26 Eylül 2016’da SEGBİS ile söz veren emekli tuğgeneral Veli Küçük periyodun İçişleri Bakanı Mustafa Kalemli ve periyodun Jandarma Genel Kumandanı Burhanettin Bigalı’nın kendisini Ankara’ya çağırarak devletin kırsalda istihbarat eksiği olduğunu, mahallî istihbarat ünitelerini Ankara’dan yönetim edecek bir üniteye muhtaçlık duyulduğunu, bunun üzerine Jandarma İstihbarat Küme Komutanlığı’nın kurulduğunu ve 1990-Haziran 1991 tarihleri ortasında komuta ettiği bu ünitenin lağvedilmesi ile misyonunun sonlandığını söylemişti.
Küçük, JİTEM yapılanmasının var olmadığını da öne sürdü.
Musa Anter davasının tek tutuklu sanığı olan Hamit Yıldırım ise 5 yıllık tutukluluk müddeti dolduğu gerekçesiyle 28 Haziran 2017’de tahliye edildi.

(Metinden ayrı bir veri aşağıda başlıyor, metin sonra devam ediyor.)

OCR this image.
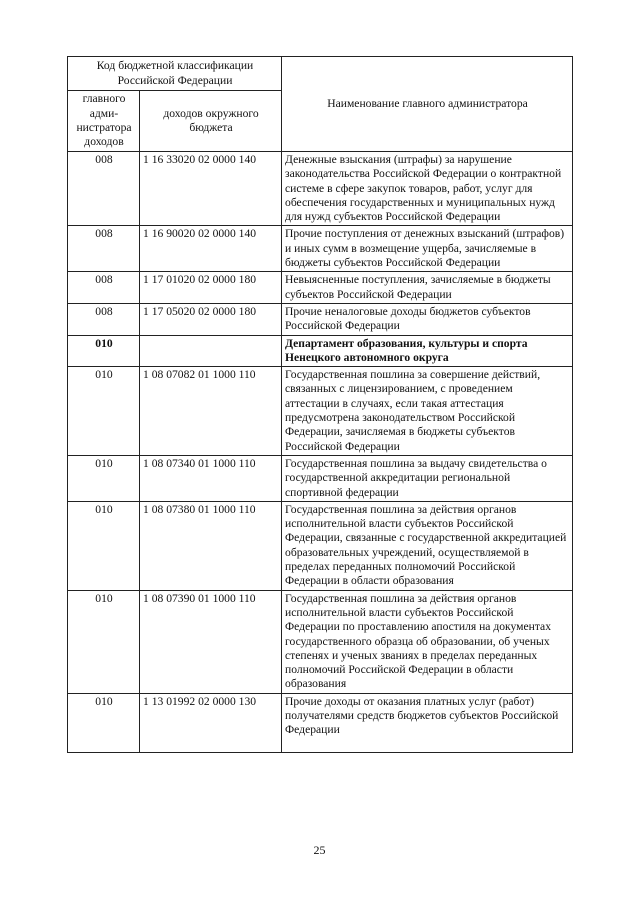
Код бюджетной классификации Российской Федерации		Наименование главного администратора
главного адми-нистратора доходов	доходов окружного бюджета	
008	1 16 33020 02 0000 140	Денежные взыскания (штрафы) за нарушение законодательства Российской Федерации о контрактной системе в сфере закупок товаров, работ, услуг для обеспечения государственных и муниципальных нужд для нужд субъектов Российской Федерации
008	1 16 90020 02 0000 140	Прочие поступления от денежных взысканий (штрафов) и иных сумм в возмещение ущерба, зачисляемые в бюджеты субъектов Российской Федерации
008	1 17 01020 02 0000 180	Невыясненные поступления, зачисляемые в бюджеты субъектов Российской Федерации
008	1 17 05020 02 0000 180	Прочие неналоговые доходы бюджетов субъектов Российской Федерации
010		Департамент образования, культуры и спорта Ненецкого автономного округа
010	1 08 07082 01 1000 110	Государственная пошлина за совершение действий, связанных с лицензированием, с проведением аттестации в случаях, если такая аттестация предусмотрена законодательством Российской Федерации, зачисляемая в бюджеты субъектов Российской Федерации
010	1 08 07340 01 1000 110	Государственная пошлина за выдачу свидетельства о государственной аккредитации региональной спортивной федерации
010	1 08 07380 01 1000 110	Государственная пошлина за действия органов исполнительной власти субъектов Российской Федерации, связанные с государственной аккредитацией образовательных учреждений, осуществляемой в пределах переданных полномочий Российской Федерации в области образования
010	1 08 07390 01 1000 110	Государственная пошлина за действия органов исполнительной власти субъектов Российской Федерации по проставлению апостиля на документах государственного образца об образовании, об ученых степенях и ученых званиях в пределах переданных полномочий Российской Федерации в области образования
010	1 13 01992 02 0000 130	Прочие доходы от оказания платных услуг (работ) получателями средств бюджетов субъектов Российской Федерации
25
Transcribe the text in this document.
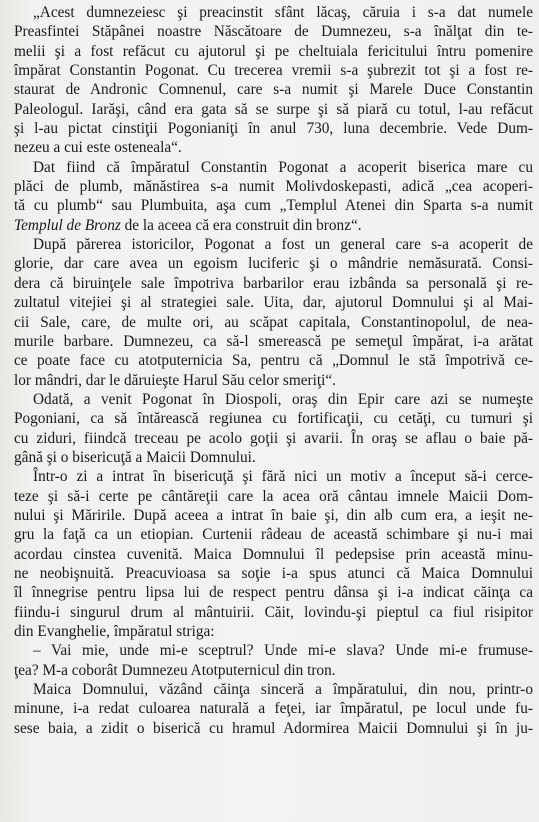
„Acest dumnezeiesc şi preacinstit sfânt lăcaş, căruia i s-a dat numele
Preasfintei Stăpânei noastre Născătoare de Dumnezeu, s-a înălţat din te-
melii şi a fost refăcut cu ajutorul şi pe cheltuiala fericitului întru pomenire
împărat Constantin Pogonat. Cu trecerea vremii s-a şubrezit tot şi a fost re-
staurat de Andronic Comnenul, care s-a numit şi Marele Duce Constantin
Paleologul. Iarăşi, când era gata să se surpe şi să piară cu totul, l-au refăcut
şi l-au pictat cinstiţii Pogonianiţi în anul 730, luna decembrie. Vede Dum-
nezeu a cui este osteneala“.
Dat fiind că împăratul Constantin Pogonat a acoperit biserica mare cu
plăci de plumb, mănăstirea s-a numit Molivdoskepasti, adică „cea acoperi-
tă cu plumb“ sau Plumbuita, aşa cum „Templul Atenei din Sparta s-a numit
Templul de Bronz de la aceea că era construit din bronz“.
După părerea istoricilor, Pogonat a fost un general care s-a acoperit de
glorie, dar care avea un egoism luciferic şi o mândrie nemăsurată. Consi-
dera că biruinţele sale împotriva barbarilor erau izbânda sa personală şi re-
zultatul vitejiei şi al strategiei sale. Uita, dar, ajutorul Domnului şi al Mai-
cii Sale, care, de multe ori, au scăpat capitala, Constantinopolul, de nea-
murile barbare. Dumnezeu, ca să-l smerească pe semeţul împărat, i-a arătat
ce poate face cu atotputernicia Sa, pentru că „Domnul le stă împotrivă ce-
lor mândri, dar le dăruieşte Harul Său celor smeriţi“.
Odată, a venit Pogonat în Diospoli, oraş din Epir care azi se numeşte
Pogoniani, ca să întărească regiunea cu fortificaţii, cu cetăţi, cu turnuri şi
cu ziduri, fiindcă treceau pe acolo goţii şi avarii. În oraş se aflau o baie pă-
gână şi o bisericuţă a Maicii Domnului.
Într-o zi a intrat în bisericuţă şi fără nici un motiv a început să-i cerce-
teze şi să-i certe pe cântăreţii care la acea oră cântau imnele Maicii Dom-
nului şi Măririle. După aceea a intrat în baie şi, din alb cum era, a ieşit ne-
gru la faţă ca un etiopian. Curtenii râdeau de această schimbare şi nu-i mai
acordau cinstea cuvenită. Maica Domnului îl pedepsise prin această minu-
ne neobişnuită. Preacuvioasa sa soţie i-a spus atunci că Maica Domnului
îl înnegrise pentru lipsa lui de respect pentru dânsa şi i-a indicat căinţa ca
fiindu-i singurul drum al mântuirii. Căit, lovindu-şi pieptul ca fiul risipitor
din Evanghelie, împăratul striga:
– Vai mie, unde mi-e sceptrul? Unde mi-e slava? Unde mi-e frumuse-
ţea? M-a coborât Dumnezeu Atotputernicul din tron.
Maica Domnului, văzând căinţa sinceră a împăratului, din nou, printr-o
minune, i-a redat culoarea naturală a feţei, iar împăratul, pe locul unde fu-
sese baia, a zidit o biserică cu hramul Adormirea Maicii Domnului şi în ju-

14 Kasım 2018 tarihinde görülen duruşmada eski Genelkurmay İstihbarat Daire Lideri İsmail Hakkı Pekin şahit olarak dinlendi ve 1995 yılında Iğdır Vilayet Jandarma Kumandanı’nın Yeşil’i, “Terörist avında başarılıdır” diyerek kendisiyle de tanıştırdığını söyledi.
Pekin, devletin saklı servisleri ismine çalışan meçhul ögeler olduğunu, bu cins bireylerin suikastlar ve infazlar için kullanıldığını, Yeşil’in de devlet ismine işler yaptığını lisana getirdi.
Periyodun OHAL Valisi Ünal Erkan da 25 Eylül 2019 tarihindeki duruşmaya katıldı fakat JİTEM’e ait sorulara karşılık vermedi.
7 Temmuz’da 29. duruşması görülecek Musa Anter davasında bu sefer karar verilip verilmeyeceği bekleniyor.
Belge bir karara bağlanmazsa, 9 ay sonra vakit aşımından düşecek.